Бориса распирало от нетерпения. Гений что-то не в меру разговорчив.
– Простите, если обидел, – формально извинился Мусорщик. – Я хотел спросить: вы соскучились или по делу?
Голос Генриха моментально стал жестким:
– Я вас жду. Появились кое-какие соображения. Судя по тому, что вы со мной разговариваете и даже пытаетесь шутить, операцию вам сделать не успели... Я прав?
– Да, хотя это может означать и удачный исход операции с мгновенной реабилитацией.
– Не может! – Пауза. – Почти не может. Вы уже в машине?
– Практически. Я буду через полчаса максимум.

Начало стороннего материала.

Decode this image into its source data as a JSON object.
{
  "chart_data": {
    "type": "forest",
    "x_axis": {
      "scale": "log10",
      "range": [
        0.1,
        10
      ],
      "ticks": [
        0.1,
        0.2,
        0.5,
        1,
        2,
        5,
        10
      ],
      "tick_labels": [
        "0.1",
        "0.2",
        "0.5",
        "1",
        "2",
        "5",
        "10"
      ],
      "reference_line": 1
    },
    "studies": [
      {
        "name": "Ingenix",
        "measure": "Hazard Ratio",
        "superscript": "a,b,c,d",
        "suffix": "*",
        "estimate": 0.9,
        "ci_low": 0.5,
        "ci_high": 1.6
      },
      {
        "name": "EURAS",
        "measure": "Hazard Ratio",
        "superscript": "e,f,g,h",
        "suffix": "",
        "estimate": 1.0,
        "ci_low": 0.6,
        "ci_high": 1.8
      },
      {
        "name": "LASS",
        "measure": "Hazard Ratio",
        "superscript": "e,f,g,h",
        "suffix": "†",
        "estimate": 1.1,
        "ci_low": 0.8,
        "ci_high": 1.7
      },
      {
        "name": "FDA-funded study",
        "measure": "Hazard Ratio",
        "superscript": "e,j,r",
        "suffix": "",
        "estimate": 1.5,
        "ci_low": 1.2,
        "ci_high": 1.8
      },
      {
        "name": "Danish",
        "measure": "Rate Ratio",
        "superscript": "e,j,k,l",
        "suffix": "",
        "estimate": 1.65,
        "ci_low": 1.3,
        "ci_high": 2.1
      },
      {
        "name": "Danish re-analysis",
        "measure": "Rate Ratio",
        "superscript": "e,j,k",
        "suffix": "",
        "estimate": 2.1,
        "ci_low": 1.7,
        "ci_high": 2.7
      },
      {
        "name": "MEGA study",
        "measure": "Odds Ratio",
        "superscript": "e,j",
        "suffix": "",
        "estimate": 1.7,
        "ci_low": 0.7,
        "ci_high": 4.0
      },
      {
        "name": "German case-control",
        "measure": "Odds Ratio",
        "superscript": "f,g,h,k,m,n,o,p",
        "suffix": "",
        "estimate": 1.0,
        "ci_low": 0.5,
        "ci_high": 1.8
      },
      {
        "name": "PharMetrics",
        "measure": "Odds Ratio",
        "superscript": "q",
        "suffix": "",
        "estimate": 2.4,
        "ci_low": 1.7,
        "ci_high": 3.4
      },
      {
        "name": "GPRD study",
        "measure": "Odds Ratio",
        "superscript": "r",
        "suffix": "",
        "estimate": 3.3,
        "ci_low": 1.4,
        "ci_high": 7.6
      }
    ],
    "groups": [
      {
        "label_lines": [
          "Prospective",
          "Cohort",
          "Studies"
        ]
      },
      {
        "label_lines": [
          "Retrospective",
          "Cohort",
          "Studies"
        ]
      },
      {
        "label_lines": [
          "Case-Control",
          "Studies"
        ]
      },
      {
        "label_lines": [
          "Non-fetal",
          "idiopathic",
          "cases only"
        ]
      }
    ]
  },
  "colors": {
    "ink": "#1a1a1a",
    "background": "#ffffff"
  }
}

– Жду! – Генрих отключился.
В душе Бориса вновь затеплилась проклятая надежда. Сколько раз он приказывал себе быть реалистом, сколько раз запрещал радоваться заранее, надеясь на положительный результат, какие титанические усилия прилагал, чтобы отвлечься от несбыточных желаний и нереализуемых мыслей... Нет! Снова и снова предательская мыслишка о том, что появился еще один шанс, закрадывалась в голову и, сколько бы ее ни гнали, сидела, притаившись до лучших времен. Стоило приоткрыться малюсенькой лазейке, мыслишка сразу же вырастала и крепла, пытаясь вырваться наружу, и никакими уговорами нельзя было ее угомонить. Она, настырная, все перла и перла, пока не превращалась в ощутимый, постоянно присутствующий радостный организм, живущий внутри, который вселяет уверенность: все будет хорошо. Бо точно знал, что до такой степени взращивать надежду непозволительно. Слишком больно каждый раз прощаться с ней. И чем она больше, крепче и старше, тем мучительнее и страшнее ее смерть. За плечами у Мусорщика давно образовалось приличного размера кладбище погребенных надежд. В отличие от реального на могильных плитах этого погоста было бы выгравировано одно и то же – «Надежда, которая не сбылась».